On April 24, 2009, Steve Wiebe eclipsed Hall's score, finishing with 1,139,800 points. On September 3, at 1984 Arcade in Springfield, Missouri, Mark L. Kiehl of Enid, Oklahoma surpassed Wiebe's record with a score of 1,147,800. Steve Wiebe regained the record with a score of 1,190,400 on his home machine set on Tuesday, February 16, 2010. Mark Kiehl has since eclipsed the previous world record with a score of 1,307,500. In November 2016, Kiehl improved the record with a score of 1,412,200.

On July 3, 2023, Justin Elliott performed a score of 1,584,400 live on his Twitch channel to secure the World Record. The score was independently verified by the Donkey Kong Forum as well as Twin Galaxies.

===In popular culture===
The game spawned a cereal with fruit-flavored cereal pieces shaped like bananas and cherries.

The game was featured on numerous episodes of Starcade.
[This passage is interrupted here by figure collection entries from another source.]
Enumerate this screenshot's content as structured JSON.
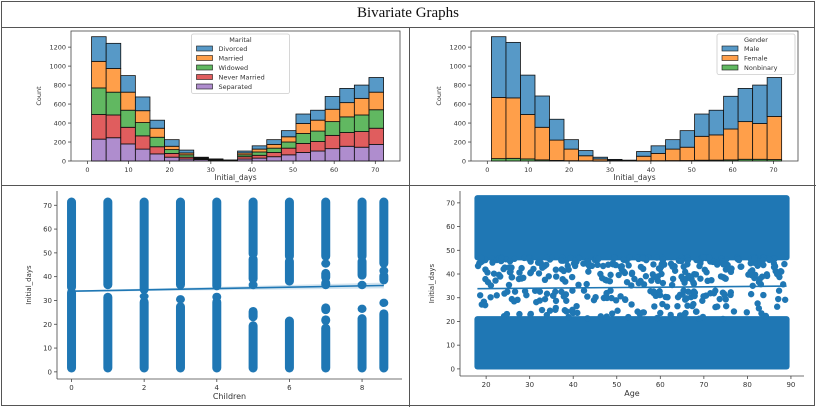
{
  "page": {
    "title": "Bivariate Graphs"
  },
  "chart_data": [
    {
      "id": "marital-hist",
      "type": "bar",
      "stacked": true,
      "xlabel": "Initial_days",
      "ylabel": "Count",
      "xlim": [
        -4,
        76
      ],
      "ylim": [
        0,
        1370
      ],
      "xticks": [
        0,
        10,
        20,
        30,
        40,
        50,
        60,
        70
      ],
      "yticks": [
        0,
        200,
        400,
        600,
        800,
        1000,
        1200
      ],
      "bin_edges": [
        1.0,
        4.55,
        8.1,
        11.65,
        15.2,
        18.75,
        22.3,
        25.85,
        29.4,
        32.95,
        36.5,
        40.05,
        43.6,
        47.15,
        50.7,
        54.25,
        57.8,
        61.35,
        64.9,
        68.45,
        72.0
      ],
      "legend": {
        "title": "Marital",
        "position": "top-center"
      },
      "series": [
        {
          "name": "Separated",
          "color": "#9467bd",
          "values": [
            230,
            245,
            180,
            125,
            75,
            40,
            20,
            15,
            8,
            4,
            20,
            30,
            45,
            65,
            90,
            105,
            130,
            155,
            145,
            175
          ]
        },
        {
          "name": "Never Married",
          "color": "#d62728",
          "values": [
            260,
            240,
            175,
            140,
            75,
            40,
            20,
            8,
            5,
            2,
            25,
            30,
            45,
            70,
            95,
            100,
            140,
            145,
            165,
            170
          ]
        },
        {
          "name": "Widowed",
          "color": "#2ca02c",
          "values": [
            280,
            240,
            180,
            140,
            100,
            40,
            25,
            7,
            4,
            2,
            20,
            35,
            45,
            65,
            105,
            110,
            145,
            165,
            175,
            195
          ]
        },
        {
          "name": "Married",
          "color": "#ff7f0e",
          "values": [
            280,
            250,
            190,
            125,
            95,
            35,
            20,
            6,
            3,
            1,
            20,
            30,
            40,
            55,
            105,
            115,
            130,
            150,
            175,
            185
          ]
        },
        {
          "name": "Divorced",
          "color": "#1f77b4",
          "values": [
            260,
            265,
            175,
            145,
            85,
            70,
            30,
            4,
            2,
            1,
            20,
            35,
            50,
            65,
            100,
            105,
            135,
            150,
            140,
            155
          ]
        }
      ]
    },
    {
      "id": "gender-hist",
      "type": "bar",
      "stacked": true,
      "xlabel": "Initial_days",
      "ylabel": "Count",
      "xlim": [
        -4,
        76
      ],
      "ylim": [
        0,
        1370
      ],
      "xticks": [
        0,
        10,
        20,
        30,
        40,
        50,
        60,
        70
      ],
      "yticks": [
        0,
        200,
        400,
        600,
        800,
        1000,
        1200
      ],
      "bin_edges": [
        1.0,
        4.55,
        8.1,
        11.65,
        15.2,
        18.75,
        22.3,
        25.85,
        29.4,
        32.95,
        36.5,
        40.05,
        43.6,
        47.15,
        50.7,
        54.25,
        57.8,
        61.35,
        64.9,
        68.45,
        72.0
      ],
      "legend": {
        "title": "Gender",
        "position": "top-right"
      },
      "series": [
        {
          "name": "Nonbinary",
          "color": "#2ca02c",
          "values": [
            25,
            28,
            22,
            12,
            6,
            3,
            2,
            1,
            0,
            0,
            2,
            3,
            4,
            5,
            8,
            9,
            12,
            18,
            18,
            15
          ]
        },
        {
          "name": "Female",
          "color": "#ff7f0e",
          "values": [
            645,
            637,
            468,
            343,
            214,
            122,
            53,
            20,
            8,
            5,
            48,
            77,
            121,
            140,
            252,
            266,
            325,
            397,
            377,
            455
          ]
        },
        {
          "name": "Male",
          "color": "#1f77b4",
          "values": [
            640,
            585,
            415,
            330,
            220,
            100,
            55,
            19,
            9,
            4,
            50,
            80,
            100,
            175,
            235,
            260,
            345,
            350,
            405,
            410
          ]
        }
      ]
    },
    {
      "id": "children-scatter",
      "type": "scatter",
      "xlabel": "Children",
      "ylabel": "Initial_days",
      "xlim": [
        -0.4,
        9.1
      ],
      "ylim": [
        -3,
        76
      ],
      "xticks": [
        0,
        2,
        4,
        6,
        8
      ],
      "yticks": [
        0,
        10,
        20,
        30,
        40,
        50,
        60,
        70
      ],
      "color": "#1f77b4",
      "columns": [
        {
          "x": 0,
          "ranges": [
            [
              1,
              34
            ],
            [
              35,
              72
            ]
          ]
        },
        {
          "x": 1,
          "ranges": [
            [
              1,
              32
            ],
            [
              36,
              72
            ]
          ]
        },
        {
          "x": 2,
          "ranges": [
            [
              1,
              30
            ],
            [
              31.5,
              32
            ],
            [
              34,
              72
            ]
          ]
        },
        {
          "x": 3,
          "ranges": [
            [
              1,
              28
            ],
            [
              30,
              31
            ],
            [
              36,
              72
            ]
          ]
        },
        {
          "x": 4,
          "ranges": [
            [
              1,
              30
            ],
            [
              31,
              32
            ],
            [
              35.5,
              72
            ]
          ]
        },
        {
          "x": 5,
          "ranges": [
            [
              1,
              20
            ],
            [
              22.5,
              26
            ],
            [
              36,
              37
            ],
            [
              38.5,
              48
            ],
            [
              49,
              72
            ]
          ]
        },
        {
          "x": 6,
          "ranges": [
            [
              1,
              22
            ],
            [
              37.5,
              47
            ],
            [
              48,
              72
            ]
          ]
        },
        {
          "x": 7,
          "ranges": [
            [
              1,
              19
            ],
            [
              21,
              22.5
            ],
            [
              25.5,
              27.5
            ],
            [
              36,
              38
            ],
            [
              39,
              42
            ],
            [
              45,
              46
            ],
            [
              48,
              72
            ]
          ]
        },
        {
          "x": 8,
          "ranges": [
            [
              1,
              23
            ],
            [
              26,
              27
            ],
            [
              36,
              37
            ],
            [
              40,
              47
            ],
            [
              48,
              72
            ]
          ]
        },
        {
          "x": 8.6,
          "ranges": [
            [
              1,
              25
            ],
            [
              28.5,
              29.5
            ],
            [
              38,
              41
            ],
            [
              42,
              43
            ],
            [
              45,
              72
            ]
          ]
        }
      ],
      "regression": {
        "x": [
          0,
          8.6
        ],
        "y": [
          33.9,
          36.3
        ]
      }
    },
    {
      "id": "age-scatter",
      "type": "scatter",
      "xlabel": "Age",
      "ylabel": "Initial_days",
      "xlim": [
        14,
        93
      ],
      "ylim": [
        -3,
        75
      ],
      "xticks": [
        20,
        30,
        40,
        50,
        60,
        70,
        80,
        90
      ],
      "yticks": [
        0,
        10,
        20,
        30,
        40,
        50,
        60,
        70
      ],
      "color": "#1f77b4",
      "dense_bands": [
        {
          "age": [
            18,
            89
          ],
          "days": [
            1,
            21
          ]
        },
        {
          "age": [
            18,
            89
          ],
          "days": [
            47,
            72
          ]
        }
      ],
      "sparse_bands": [
        {
          "age": [
            18,
            89
          ],
          "days": [
            21,
            33
          ],
          "count": 140
        },
        {
          "age": [
            18,
            89
          ],
          "days": [
            35,
            47
          ],
          "count": 260
        }
      ],
      "regression": {
        "x": [
          18,
          89
        ],
        "y": [
          33.8,
          34.9
        ]
      }
    }
  ]
}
Host Geoff Edwards noted that he had the arcade machine in his dressing room and found the game to be highly difficult.

Donkey Kong Jr. was featured in Saturday Supercade (a series that aired on Saturday mornings from 1983 to 1985) with the title character voiced by Frank Welker.

Donkey Kong Jr. is one of the 8 playable characters in Super Mario Kart for the SNES. This version was released as a racer in Mario Kart Tour alongside Mario from the same game in 2020. He is also a playable character in Mario's Tennis on Virtual Boy and Mario Tennis on the Nintendo 64.

In the version of Super Mario Bros. 3 seen in Super Mario All-Stars, as well as the Game Boy Advance version, the king of World 4 was transformed into a young gorilla identical to Donkey Kong Jr.

Donkey Kong Jr. is among the characters in Super Mario Maker that players can transform into by use of Mystery Mushrooms.